An assessment or user fee charged to carriers under this section is

 

considered a licensing or regulatory fee for the purpose of

 

determining compliance with the medical loss ratio requirements of

 

the federal act.

 

     (3) The marketplace shall publish the average costs of fees

 

and any other payments required by the marketplace, and the

 

administrative costs of the marketplace, on its internet website.

 

The marketplace shall include information on money lost to waste,

 

fraud, and abuse.

 

     (4) The marketplace may generate revenue in compliance with

 

federal law, state law, and the purposes of this act, including,

 

but not limited to, raising revenue through advertising on its

 

internet website. The marketplace shall comply with all conflict of

 

interest safeguards established by the board in advertising under

 

this subsection.

 

     Sec. 219. (1) This act does not preempt or supersede the

 

authority of the commissioner to regulate the business of insurance

 

within this state or of the single state agency to administer a

 

state medical assistance program.

 

     (2) Except as expressly provided to the contrary in this act,

 

all carriers offering qualified health plans in this state shall

 

comply fully with all applicable health insurance laws of this

 

state and rules promulgated and orders issued by the commissioner.

 


     (3) Any standard or requirement adopted by the marketplace

 

pursuant to the federal act or this act shall be applied uniformly

 

to all carriers and health benefit plans in each insurance market

 

to which the standard or requirement applies.

 

     Sec. 221. Before implementing or increasing an assessment or

 

user fee under section 217, the marketplace shall submit its

 

proposal and its justification for that proposal to the

 

commissioner and the senate and house of representatives standing

 

committees on health policy.

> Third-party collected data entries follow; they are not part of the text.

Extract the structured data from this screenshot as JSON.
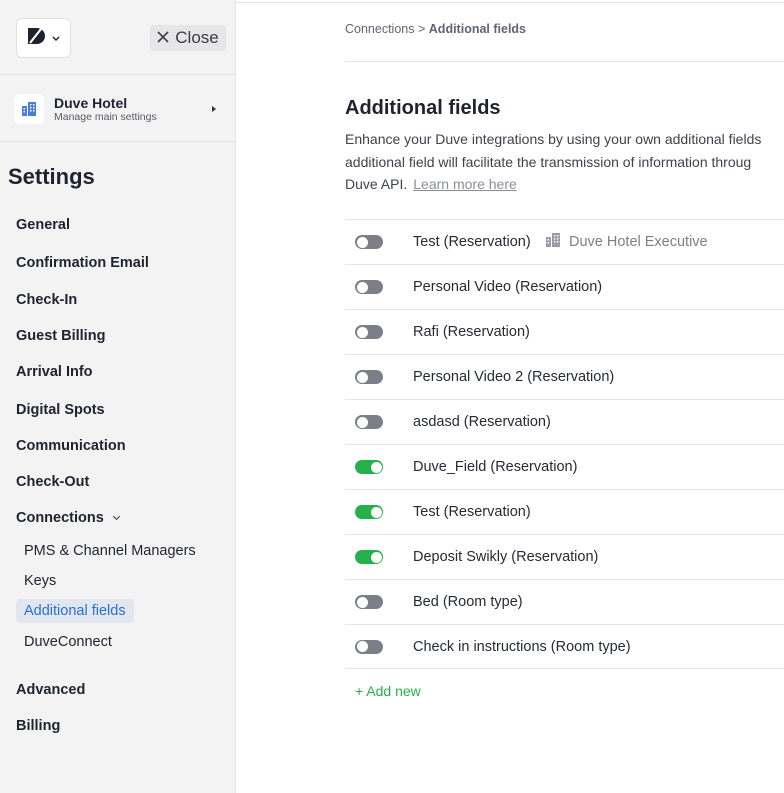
{
  "sidebar": {
    "close_label": "Close",
    "hotel": {
      "name": "Duve Hotel",
      "subtitle": "Manage main settings"
    },
    "title": "Settings",
    "items": [
      {
        "label": "General"
      },
      {
        "label": "Confirmation Email"
      },
      {
        "label": "Check-In"
      },
      {
        "label": "Guest Billing"
      },
      {
        "label": "Arrival Info"
      },
      {
        "label": "Digital Spots"
      },
      {
        "label": "Communication"
      },
      {
        "label": "Check-Out"
      },
      {
        "label": "Connections",
        "expanded": true
      },
      {
        "label": "Advanced"
      },
      {
        "label": "Billing"
      }
    ],
    "connections_sub": [
      {
        "label": "PMS & Channel Managers"
      },
      {
        "label": "Keys"
      },
      {
        "label": "Additional fields",
        "active": true
      },
      {
        "label": "DuveConnect"
      }
    ]
  },
  "breadcrumb": {
    "parent": "Connections",
    "separator": ">",
    "current": "Additional fields"
  },
  "page": {
    "title": "Additional fields",
    "description_lines": [
      "Enhance your Duve integrations by using your own additional fields",
      "additional field will facilitate the transmission of information throug",
      "Duve API."
    ],
    "learn_more": "Learn more here",
    "add_new": "+ Add new"
  },
  "fields": [
    {
      "label": "Test (Reservation)",
      "enabled": false,
      "scope": "Duve Hotel Executive"
    },
    {
      "label": "Personal Video (Reservation)",
      "enabled": false
    },
    {
      "label": "Rafi (Reservation)",
      "enabled": false
    },
    {
      "label": "Personal Video 2 (Reservation)",
      "enabled": false
    },
    {
      "label": "asdasd (Reservation)",
      "enabled": false
    },
    {
      "label": "Duve_Field (Reservation)",
      "enabled": true
    },
    {
      "label": "Test (Reservation)",
      "enabled": true
    },
    {
      "label": "Deposit Swikly (Reservation)",
      "enabled": true
    },
    {
      "label": "Bed (Room type)",
      "enabled": false
    },
    {
      "label": "Check in instructions (Room type)",
      "enabled": false
    }
  ],
  "colors": {
    "toggle_on": "#25b04b",
    "toggle_off": "#7c7f87",
    "active_link": "#2a6fd6",
    "add_new": "#25b04b"
  }
}
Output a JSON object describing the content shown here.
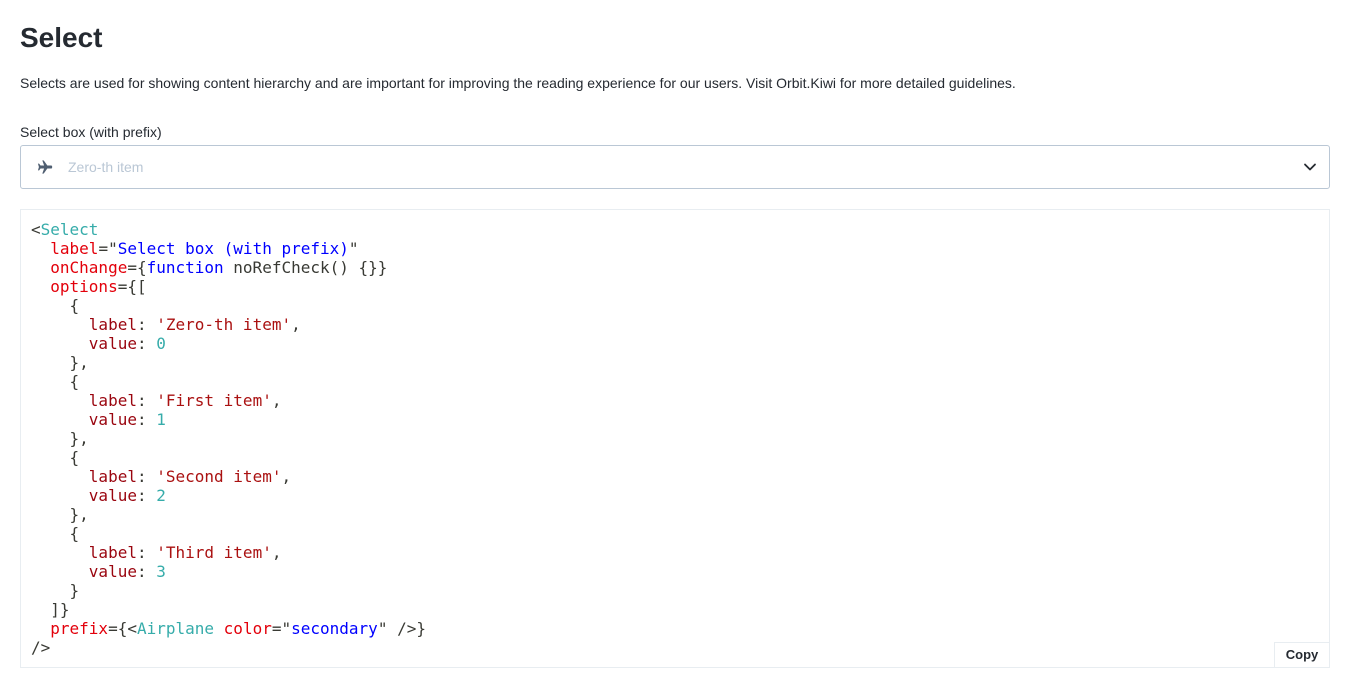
{
  "page": {
    "title": "Select",
    "description": "Selects are used for showing content hierarchy and are important for improving the reading experience for our users. Visit Orbit.Kiwi for more detailed guidelines."
  },
  "select": {
    "label": "Select box (with prefix)",
    "selected_value": "Zero-th item",
    "prefix_icon": "airplane-icon",
    "dropdown_icon": "chevron-down-icon"
  },
  "code": {
    "tag_open": "Select",
    "label_attr": "label",
    "label_value": "Select box (with prefix)",
    "onchange_attr": "onChange",
    "onchange_keyword": "function",
    "onchange_body": " noRefCheck() {}",
    "options_attr": "options",
    "option_key_label": "label",
    "option_key_value": "value",
    "options": [
      {
        "label": "'Zero-th item'",
        "value": "0"
      },
      {
        "label": "'First item'",
        "value": "1"
      },
      {
        "label": "'Second item'",
        "value": "2"
      },
      {
        "label": "'Third item'",
        "value": "3"
      }
    ],
    "prefix_attr": "prefix",
    "prefix_tag": "Airplane",
    "prefix_color_attr": "color",
    "prefix_color_value": "secondary",
    "copy_label": "Copy"
  },
  "colors": {
    "text": "#252a31",
    "border": "#bac7d5",
    "placeholder": "#bac7d5",
    "code_tag": "#36acaa",
    "code_attr": "#e3000b",
    "code_string": "#0000ff",
    "code_key": "#9a050f",
    "code_number": "#36acaa"
  }
}
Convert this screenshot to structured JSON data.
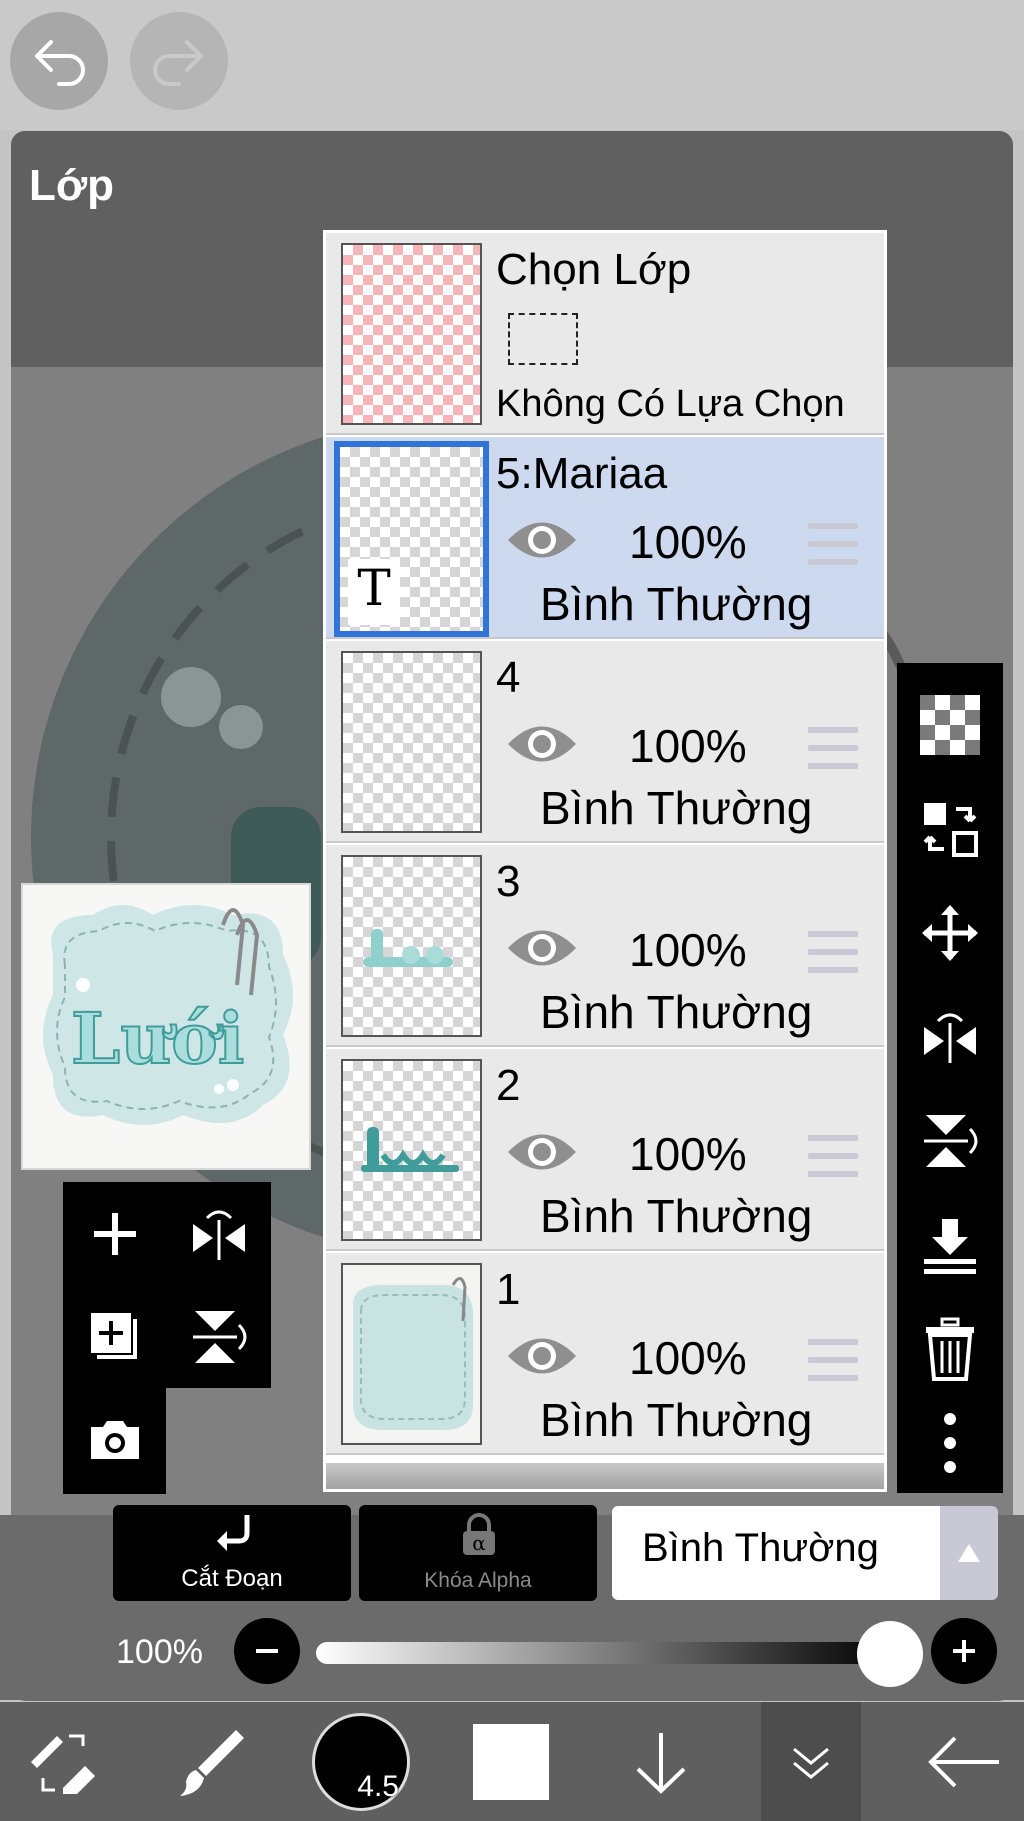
{
  "panel": {
    "title": "Lớp"
  },
  "selection_layer": {
    "label": "Chọn Lớp",
    "status": "Không Có Lựa Chọn"
  },
  "layers": [
    {
      "name": "5:Mariaa",
      "opacity": "100%",
      "mode": "Bình Thường",
      "selected": true,
      "thumb_text": "T"
    },
    {
      "name": "4",
      "opacity": "100%",
      "mode": "Bình Thường",
      "selected": false
    },
    {
      "name": "3",
      "opacity": "100%",
      "mode": "Bình Thường",
      "selected": false
    },
    {
      "name": "2",
      "opacity": "100%",
      "mode": "Bình Thường",
      "selected": false
    },
    {
      "name": "1",
      "opacity": "100%",
      "mode": "Bình Thường",
      "selected": false
    }
  ],
  "controls": {
    "clip_label": "Cắt Đoạn",
    "alpha_lock_label": "Khóa Alpha",
    "blend_mode": "Bình Thường",
    "opacity_label": "100%",
    "opacity_fraction": 1.0
  },
  "toolbar": {
    "brush_size": "4.5"
  },
  "colors": {
    "accent": "#2f74d6",
    "selected_row": "#ccd9ee",
    "swatch": "#ffffff"
  }
}
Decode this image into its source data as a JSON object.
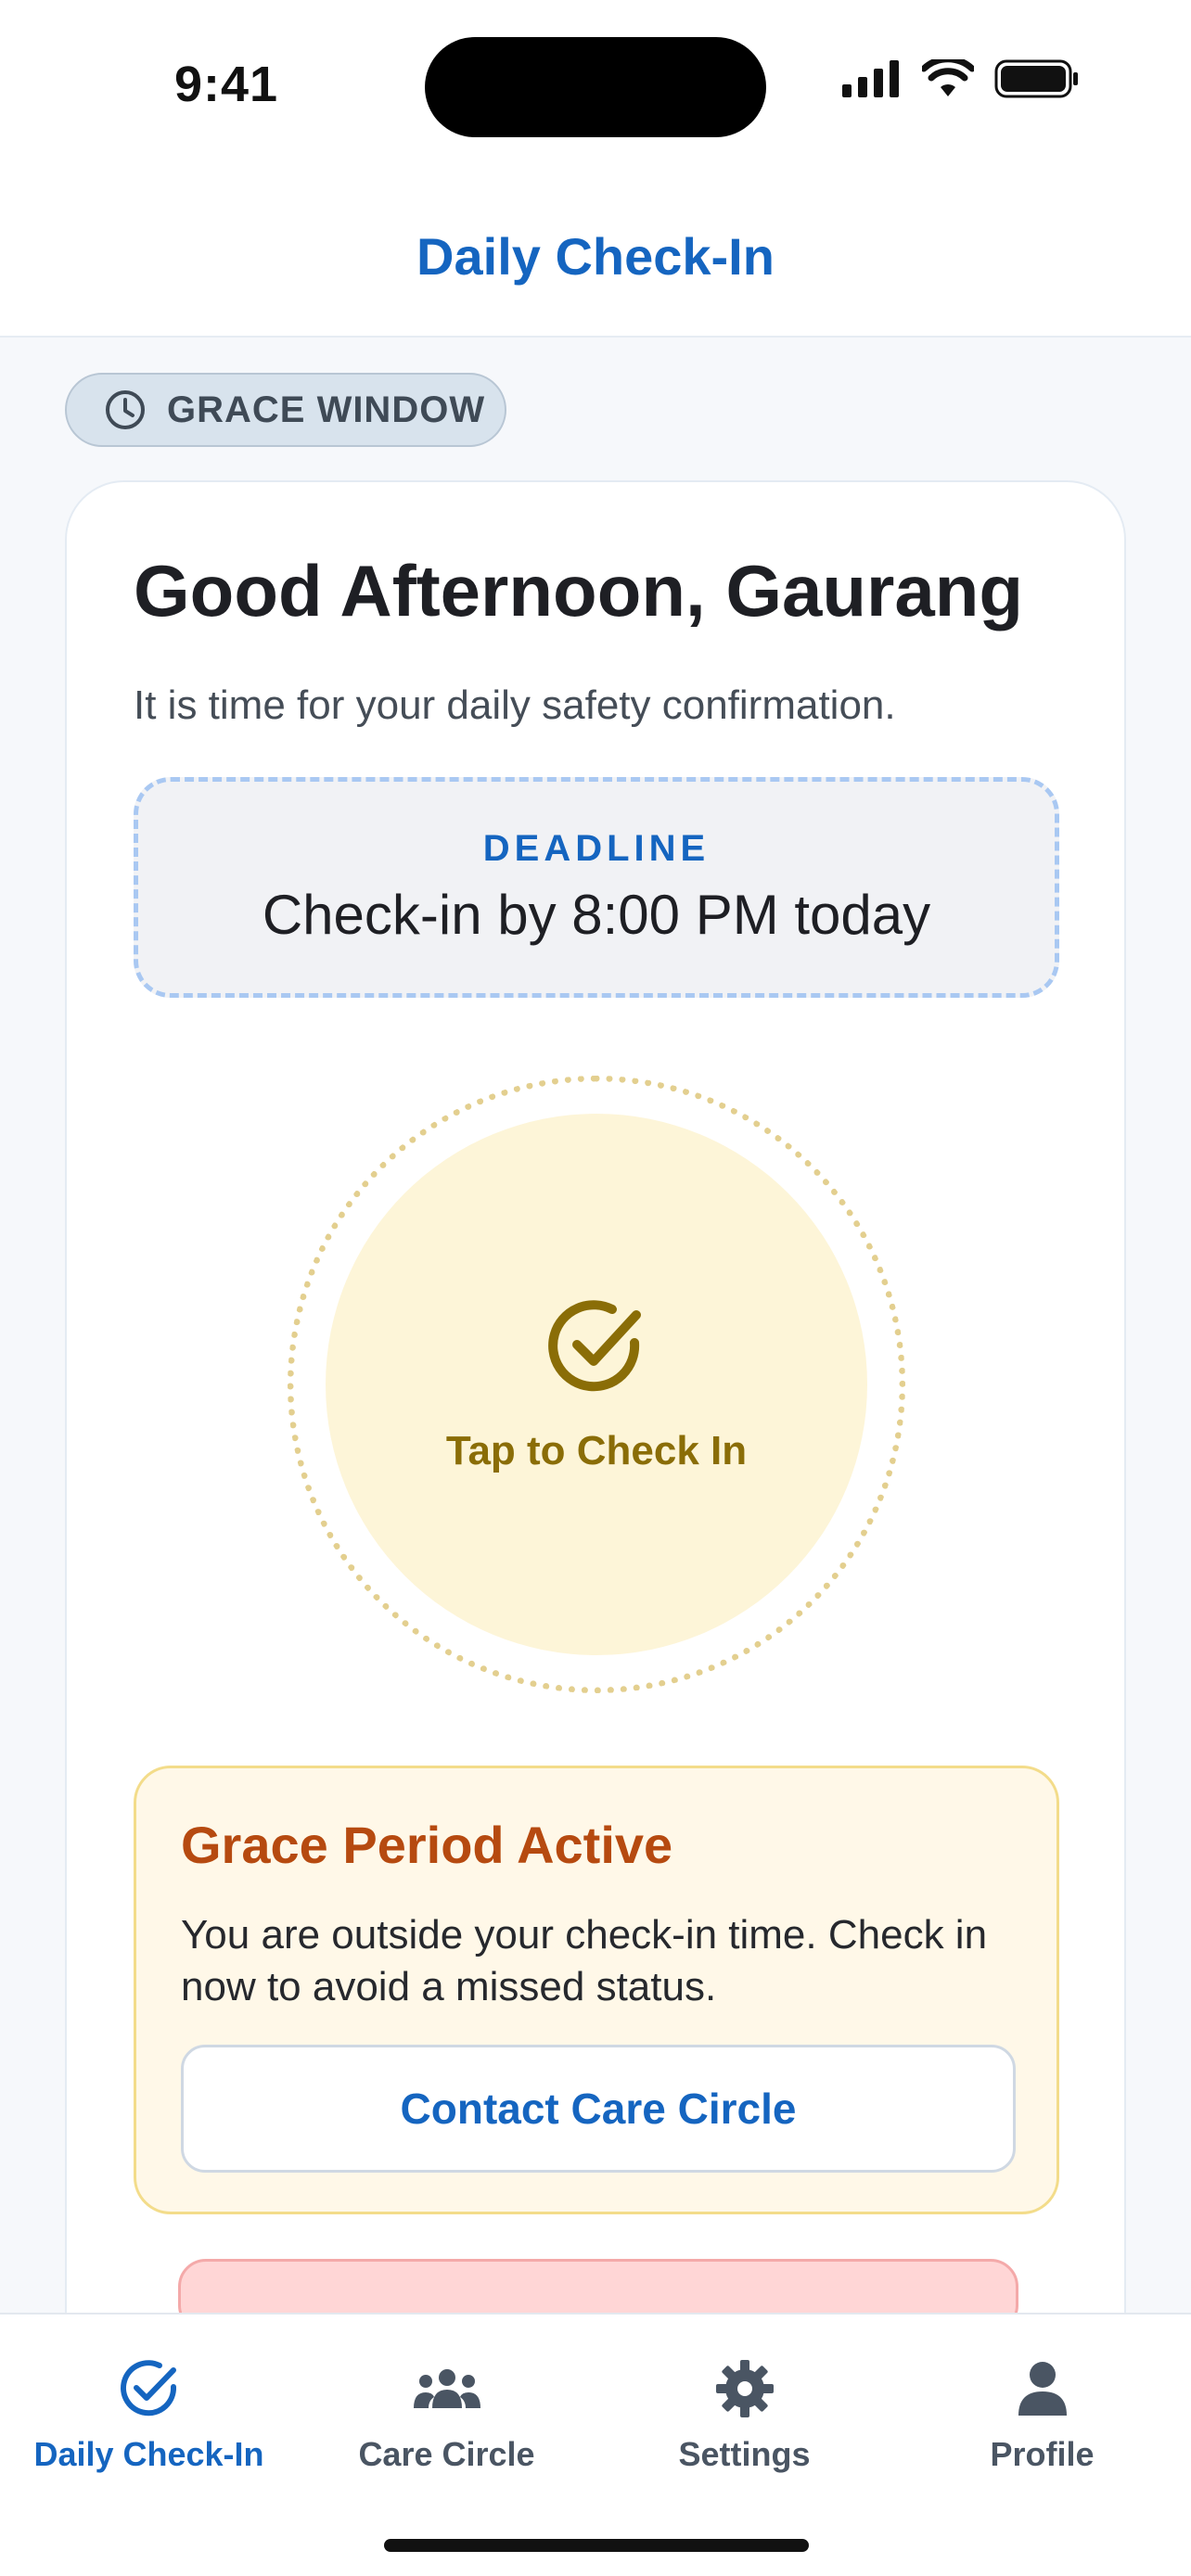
{
  "status_bar": {
    "time": "9:41"
  },
  "header": {
    "title": "Daily Check-In"
  },
  "grace_pill": {
    "label": "GRACE WINDOW",
    "icon": "clock-icon"
  },
  "card": {
    "greeting": "Good Afternoon, Gaurang",
    "subtitle": "It is time for your daily safety confirmation.",
    "deadline": {
      "label": "DEADLINE",
      "text": "Check-in by 8:00 PM today"
    },
    "checkin_button": {
      "label": "Tap to Check In",
      "icon": "check-circle-icon"
    },
    "grace_notice": {
      "title": "Grace Period Active",
      "message": "You are outside your check-in time. Check in now to avoid a missed status.",
      "contact_button": "Contact Care Circle"
    }
  },
  "tabs": [
    {
      "label": "Daily Check-In",
      "icon": "check-circle-icon",
      "active": true
    },
    {
      "label": "Care Circle",
      "icon": "people-icon",
      "active": false
    },
    {
      "label": "Settings",
      "icon": "gear-icon",
      "active": false
    },
    {
      "label": "Profile",
      "icon": "person-icon",
      "active": false
    }
  ],
  "colors": {
    "accent": "#1565c0",
    "checkin_gold": "#8a6d07",
    "grace_orange": "#b64a10",
    "alert_red": "#ffd6d6"
  }
}
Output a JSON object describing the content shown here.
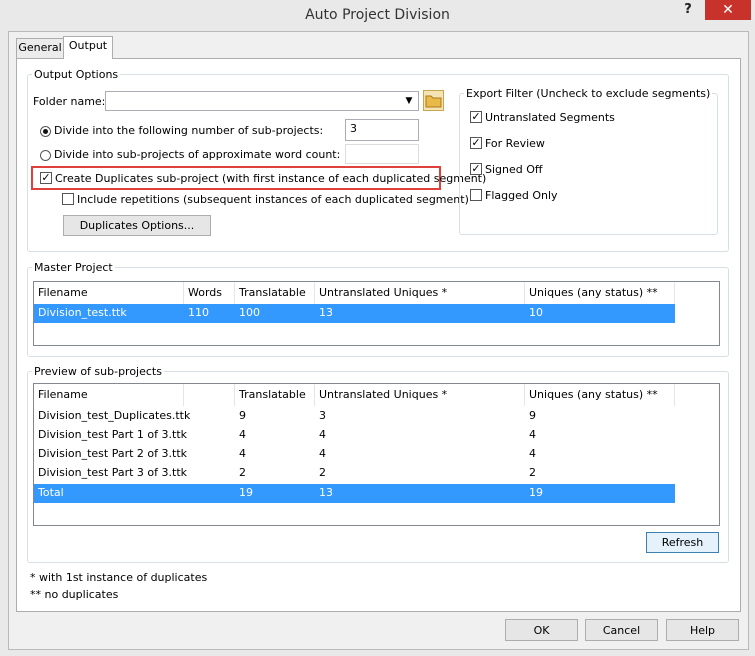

The justification for that proposal

 

shall include the reason for the implementation or increase of the

 

assessment or user fee, the amount of assessments or user fees to

 

be collected, and the potential impact on consumers and carriers.

 

On or before the expiration of 60 days after a proposal is

 

submitted under this subsection, the commissioner may reject the

 

proposal as unreasonable or unnecessary. An assessment or user fee

 

proposal that is rejected under this section shall not take effect.